The last two days as I’ve done this meditation laying in my bed I could feel my body tied down and the rock in the center of my stomach as my mind took me back to childhood again. Doesn’t it always go back to childhood? We must have all been messed up as kids.
This time it was back to grade school. I remember being really excited about going to school. I loved books. I wanted to learn. I wanted make friends and to have a nice teacher who cared about me. It didn’t totally work out that way. I did have nice teachers who cared about me. I learned a lot. I had a couple friends. But, I went to a small school so I wasn’t only picked on by the kids in my class, but by the entire school.
It was the 1970’s and 80’s. Grown ups didn’t step in much if at all to deal with bullying. I was just told I needed to get over being shy without being given any tools to do that. In some sense, it became my fault that I was being harassed.

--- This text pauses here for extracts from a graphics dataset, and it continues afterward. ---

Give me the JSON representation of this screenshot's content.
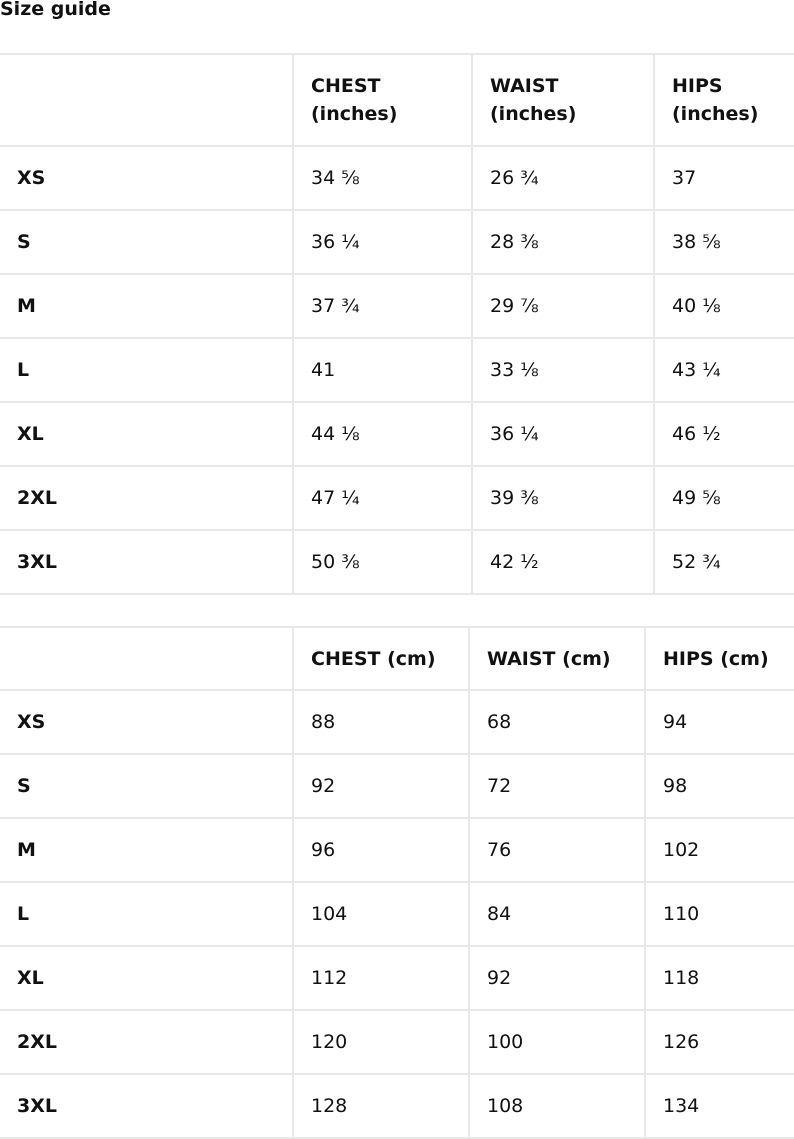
{
  "title": "Size guide",
  "inches_table": {
    "headers": [
      "",
      "CHEST (inches)",
      "WAIST (inches)",
      "HIPS (inches)"
    ],
    "rows": [
      [
        "XS",
        "34 ⅝",
        "26 ¾",
        "37"
      ],
      [
        "S",
        "36 ¼",
        "28 ⅜",
        "38 ⅝"
      ],
      [
        "M",
        "37 ¾",
        "29 ⅞",
        "40 ⅛"
      ],
      [
        "L",
        "41",
        "33 ⅛",
        "43 ¼"
      ],
      [
        "XL",
        "44 ⅛",
        "36 ¼",
        "46 ½"
      ],
      [
        "2XL",
        "47 ¼",
        "39 ⅜",
        "49 ⅝"
      ],
      [
        "3XL",
        "50 ⅜",
        "42 ½",
        "52 ¾"
      ]
    ]
  },
  "cm_table": {
    "headers": [
      "",
      "CHEST (cm)",
      "WAIST (cm)",
      "HIPS (cm)"
    ],
    "rows": [
      [
        "XS",
        "88",
        "68",
        "94"
      ],
      [
        "S",
        "92",
        "72",
        "98"
      ],
      [
        "M",
        "96",
        "76",
        "102"
      ],
      [
        "L",
        "104",
        "84",
        "110"
      ],
      [
        "XL",
        "112",
        "92",
        "118"
      ],
      [
        "2XL",
        "120",
        "100",
        "126"
      ],
      [
        "3XL",
        "128",
        "108",
        "134"
      ]
    ]
  }
}
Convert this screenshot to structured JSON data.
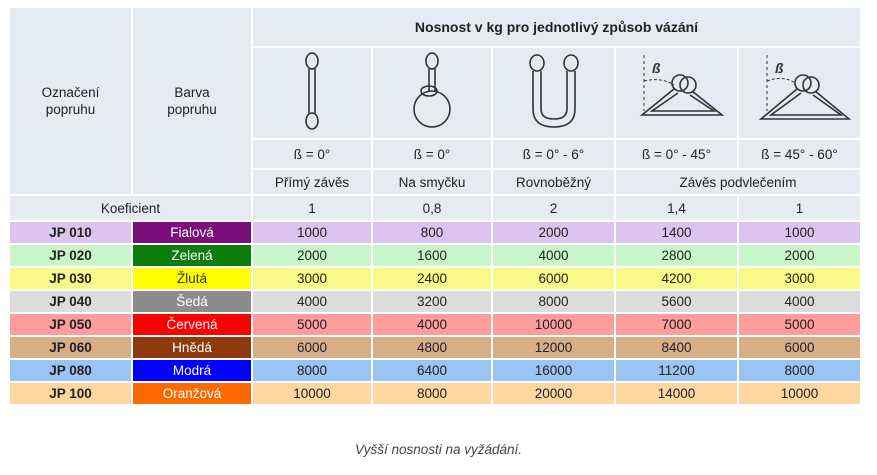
{
  "table": {
    "col_code_header": "Označení\npopruhu",
    "col_color_header": "Barva\npopruhu",
    "title": "Nosnost v kg pro jednotlivý způsob vázání",
    "methods": [
      {
        "beta": "ß = 0°",
        "name": "Přímý závěs",
        "icon": "straight-sling-icon"
      },
      {
        "beta": "ß = 0°",
        "name": "Na smyčku",
        "icon": "choke-sling-icon"
      },
      {
        "beta": "ß = 0° - 6°",
        "name": "Rovnoběžný",
        "icon": "basket-sling-icon"
      },
      {
        "beta": "ß = 0° - 45°",
        "name": "Závěs podvlečením",
        "icon": "angled-basket-45-icon"
      },
      {
        "beta": "ß = 45° - 60°",
        "name": "",
        "icon": "angled-basket-60-icon"
      }
    ],
    "koef_label": "Koeficient",
    "koef_values": [
      "1",
      "0,8",
      "2",
      "1,4",
      "1"
    ],
    "beta_symbol": "ß",
    "rows": [
      {
        "code": "JP 010",
        "color": "Fialová",
        "swatch": "#7a0e7a",
        "bg": "#dcc3f0",
        "values": [
          "1000",
          "800",
          "2000",
          "1400",
          "1000"
        ]
      },
      {
        "code": "JP 020",
        "color": "Zelená",
        "swatch": "#0a7d0a",
        "bg": "#c9f5c9",
        "values": [
          "2000",
          "1600",
          "4000",
          "2800",
          "2000"
        ]
      },
      {
        "code": "JP 030",
        "color": "Žlutá",
        "swatch": "#ffff00",
        "bg": "#f9f98a",
        "values": [
          "3000",
          "2400",
          "6000",
          "4200",
          "3000"
        ]
      },
      {
        "code": "JP 040",
        "color": "Šedá",
        "swatch": "#8c8c8c",
        "bg": "#dcdcdc",
        "values": [
          "4000",
          "3200",
          "8000",
          "5600",
          "4000"
        ]
      },
      {
        "code": "JP 050",
        "color": "Červená",
        "swatch": "#ff0000",
        "bg": "#ff9c9c",
        "values": [
          "5000",
          "4000",
          "10000",
          "7000",
          "5000"
        ]
      },
      {
        "code": "JP 060",
        "color": "Hnědá",
        "swatch": "#8f3a0c",
        "bg": "#d7ae86",
        "values": [
          "6000",
          "4800",
          "12000",
          "8400",
          "6000"
        ]
      },
      {
        "code": "JP 080",
        "color": "Modrá",
        "swatch": "#0000ff",
        "bg": "#99c4f3",
        "values": [
          "8000",
          "6400",
          "16000",
          "11200",
          "8000"
        ]
      },
      {
        "code": "JP 100",
        "color": "Oranžová",
        "swatch": "#ff6a00",
        "bg": "#fdd6a0",
        "values": [
          "10000",
          "8000",
          "20000",
          "14000",
          "10000"
        ]
      }
    ]
  },
  "caption": "Vyšší nosnosti na vyžádání."
}
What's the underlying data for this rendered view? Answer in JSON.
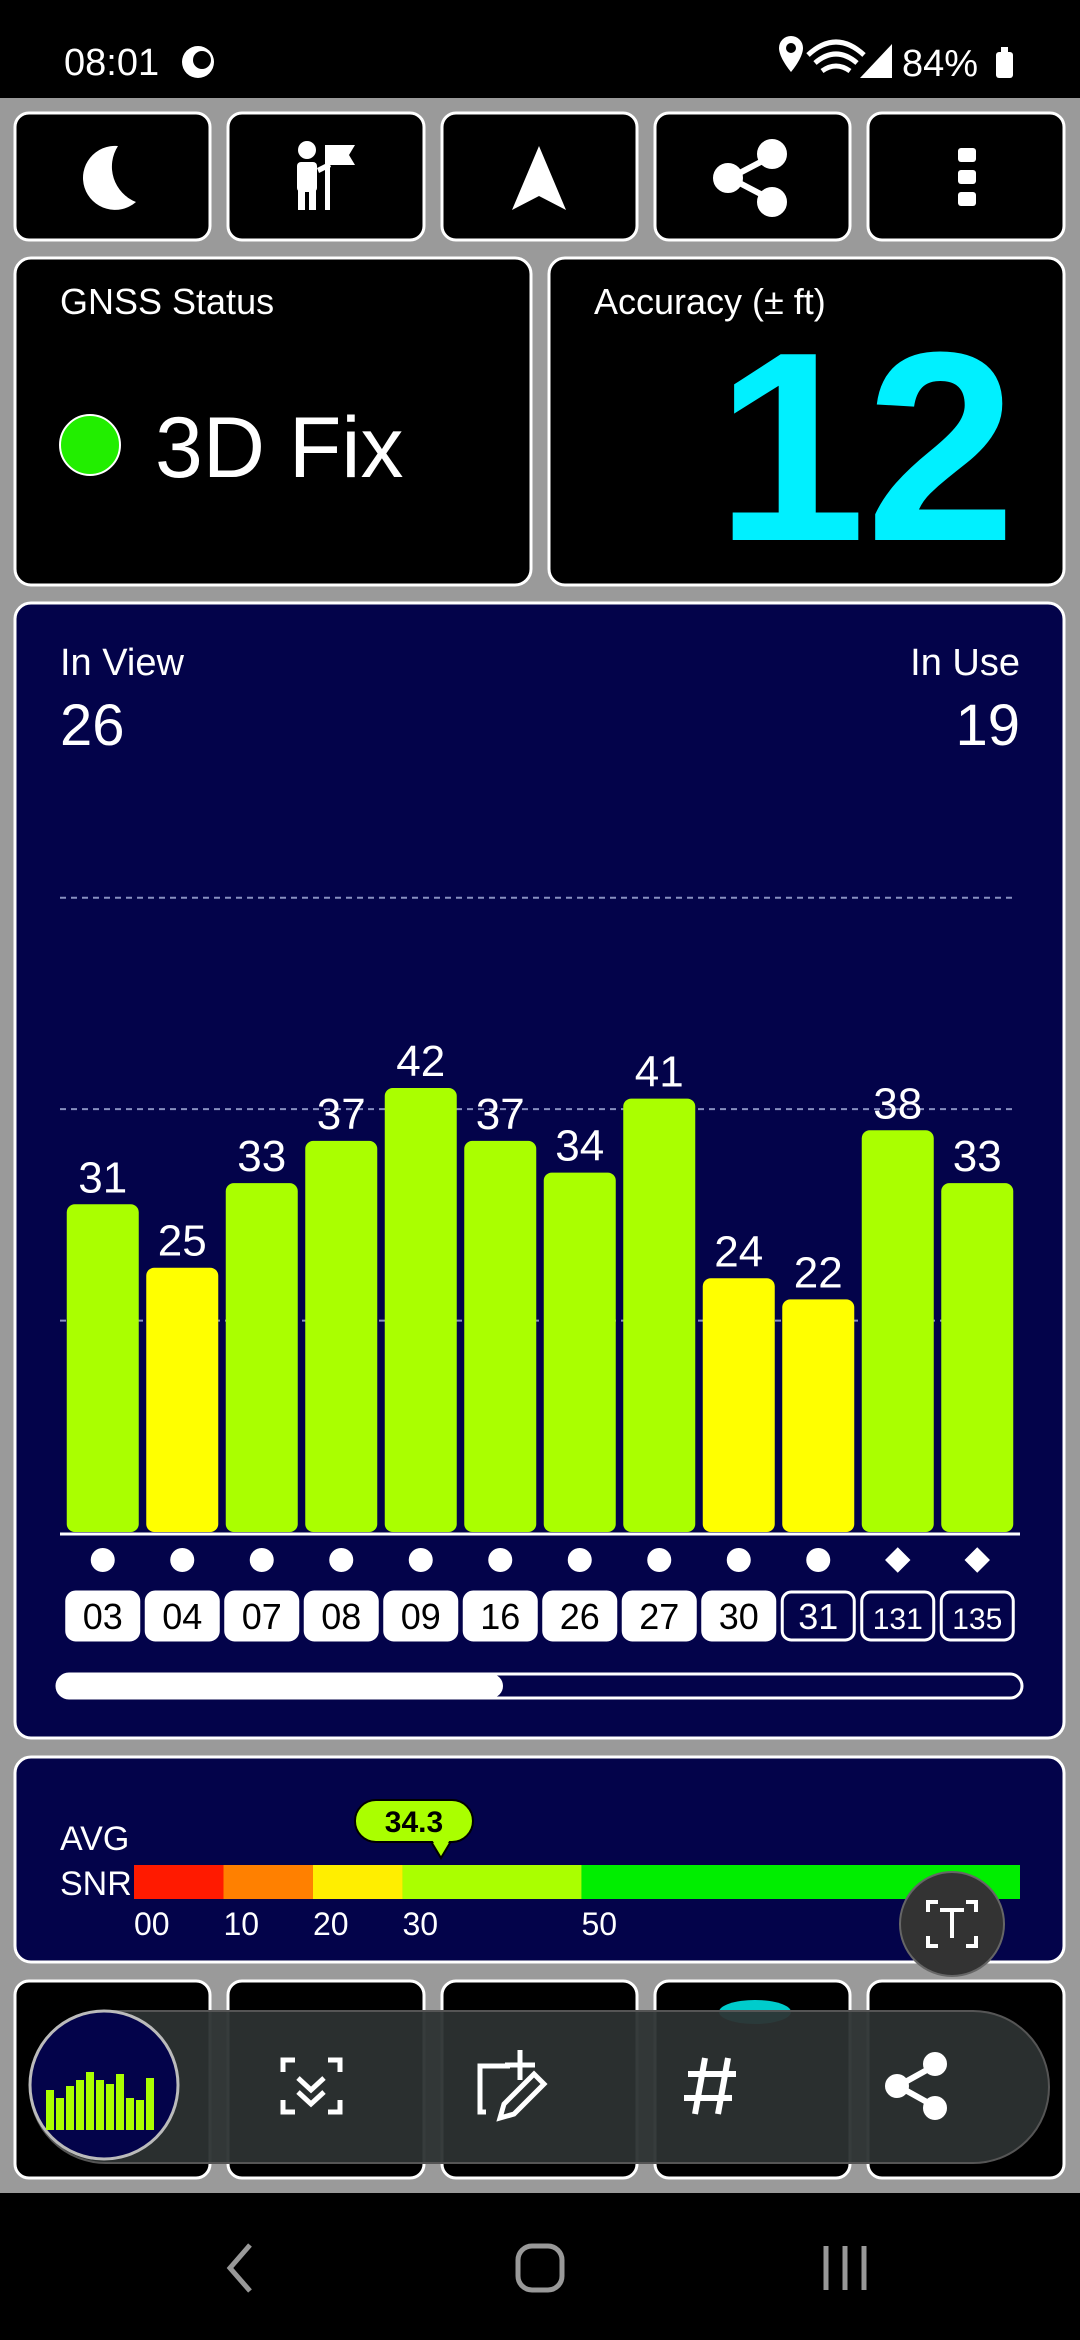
{
  "status_bar": {
    "time": "08:01",
    "battery": "84%"
  },
  "gnss_status": {
    "label": "GNSS Status",
    "fix": "3D Fix"
  },
  "accuracy": {
    "label": "Accuracy (± ft)",
    "value": 12
  },
  "satellites": {
    "in_view_label": "In View",
    "in_view": 26,
    "in_use_label": "In Use",
    "in_use": 19,
    "chart": {
      "type": "bar",
      "categories": [
        "03",
        "04",
        "07",
        "08",
        "09",
        "16",
        "26",
        "27",
        "30",
        "31",
        "131",
        "135"
      ],
      "values": [
        31,
        25,
        33,
        37,
        42,
        37,
        34,
        41,
        24,
        22,
        38,
        33
      ],
      "colors": [
        "#aaff00",
        "#ffff00",
        "#aaff00",
        "#aaff00",
        "#aaff00",
        "#aaff00",
        "#aaff00",
        "#aaff00",
        "#ffff00",
        "#ffff00",
        "#aaff00",
        "#aaff00"
      ],
      "used_in_fix": [
        true,
        true,
        true,
        true,
        true,
        true,
        true,
        true,
        true,
        false,
        false,
        false
      ],
      "markers": [
        "circle",
        "circle",
        "circle",
        "circle",
        "circle",
        "circle",
        "circle",
        "circle",
        "circle",
        "circle",
        "diamond",
        "diamond"
      ],
      "ylim": [
        0,
        63
      ],
      "yticks": [
        20,
        40,
        60
      ],
      "grid": true
    }
  },
  "snr": {
    "avg_label": "AVG",
    "snr_label": "SNR",
    "avg": 34.3,
    "xlim": [
      0,
      99
    ],
    "xticks": [
      {
        "value": 0,
        "label": "00"
      },
      10,
      20,
      30,
      50
    ],
    "bands": [
      {
        "from": 0,
        "to": 10,
        "color": "#ff1a00"
      },
      {
        "from": 10,
        "to": 20,
        "color": "#ff8000"
      },
      {
        "from": 20,
        "to": 30,
        "color": "#ffee00"
      },
      {
        "from": 30,
        "to": 50,
        "color": "#aaff00"
      },
      {
        "from": 50,
        "to": 99,
        "color": "#00ee00"
      }
    ]
  }
}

So, day to day I struggled. I wanted to have friends. I wanted to be a part and to have fun at this school that I’d dreamed of. I wanted to feel safe there. Instead my stomach was permanently clenched and I dreaded every moment never knowing when my tormentors would get me next. I tried to hide in plain sight. It sounds unbelievable to me now, but I don’t think I ever, in six years, asked to use the bathroom during school hours because I didn’t want to draw attention to myself. I just held it until I got home.
That wasn’t ok. I needed a grownup to help me and the other kids develop our relationships. There’s nothing to change now about what happened then and that’s ok. It’s just good for me to acknowledge what I needed and didn’t get and now I can move on. What happened then isn’t the determinant of what could happen in other situations if I allow myself to be helped or taken care of. I don’t need to always protect myself by being the one who only takes care. I can both take and accept. We each can.
Thank you for reading my thoughts today.